The scope of an AI-driven UX strategy spans real-time personalisation, data-driven decisions, and intelligent automation to enable predictive, adaptive, and responsive experiences.
  • An AI-driven UX vision goes beyond usability — it defines how intelligent systems enhance the experience.

    • Create experiences that learn, adapt, and respond to user intent.
    • Use AI to anticipate needs, reduce friction, and personalise journeys.
    • Align model capabilities with the long-term product vision.
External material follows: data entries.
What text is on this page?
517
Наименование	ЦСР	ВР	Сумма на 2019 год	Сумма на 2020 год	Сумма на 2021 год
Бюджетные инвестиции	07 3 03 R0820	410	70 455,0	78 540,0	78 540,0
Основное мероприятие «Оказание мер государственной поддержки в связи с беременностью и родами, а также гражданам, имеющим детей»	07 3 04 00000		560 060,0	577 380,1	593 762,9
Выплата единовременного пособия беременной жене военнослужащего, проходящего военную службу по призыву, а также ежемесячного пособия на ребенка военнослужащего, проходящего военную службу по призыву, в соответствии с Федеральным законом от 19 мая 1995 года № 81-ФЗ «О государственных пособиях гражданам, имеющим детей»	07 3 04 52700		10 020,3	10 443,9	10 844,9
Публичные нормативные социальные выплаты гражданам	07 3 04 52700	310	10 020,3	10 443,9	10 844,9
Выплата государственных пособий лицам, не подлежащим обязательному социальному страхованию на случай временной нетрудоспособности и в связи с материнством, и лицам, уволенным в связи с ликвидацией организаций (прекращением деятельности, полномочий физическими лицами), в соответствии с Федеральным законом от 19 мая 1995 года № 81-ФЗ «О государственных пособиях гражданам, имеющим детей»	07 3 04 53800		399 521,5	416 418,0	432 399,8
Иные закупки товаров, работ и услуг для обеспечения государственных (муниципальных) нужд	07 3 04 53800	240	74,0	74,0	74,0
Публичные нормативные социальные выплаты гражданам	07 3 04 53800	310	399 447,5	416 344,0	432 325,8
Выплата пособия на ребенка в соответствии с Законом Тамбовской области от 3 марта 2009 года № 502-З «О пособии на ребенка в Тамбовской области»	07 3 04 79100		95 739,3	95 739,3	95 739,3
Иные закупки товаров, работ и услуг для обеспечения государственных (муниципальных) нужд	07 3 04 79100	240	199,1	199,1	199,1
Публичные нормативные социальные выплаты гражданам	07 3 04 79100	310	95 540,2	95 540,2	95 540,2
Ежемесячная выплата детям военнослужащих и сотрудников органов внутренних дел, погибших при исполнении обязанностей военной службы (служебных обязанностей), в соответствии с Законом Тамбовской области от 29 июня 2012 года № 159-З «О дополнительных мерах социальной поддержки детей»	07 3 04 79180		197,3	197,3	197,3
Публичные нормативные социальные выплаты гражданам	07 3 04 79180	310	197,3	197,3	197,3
  • AI allows goals to be tied directly to measurable improvements in behaviour and relevance.

    • Increase relevance through personalised content, product ranking, and intent prediction.
    • Reduce bounce and hesitation by surfacing the right information at the right moment.
    • Improve conversion by using predictive models.
    • Use model performance metrics (precision, recall, ranking quality, embeddings similarity) alongside UX KPIs.

  • Integrating AI into UX requires a structured plan connecting model maturity, data, and user flows.

    • Map where AI adds value along the journey (landing, discovery, evaluation, decision).
    • Define which model types support each step.
    • Test AI-driven experiences through experimentation (A/B, holdouts, model comparisons).
    • Plan for responsible use: bias checks, transparency, fallback behaviours when models fail.
    • Align design system components with AI patterns (adaptive UI, conversational layers, contextual helpers).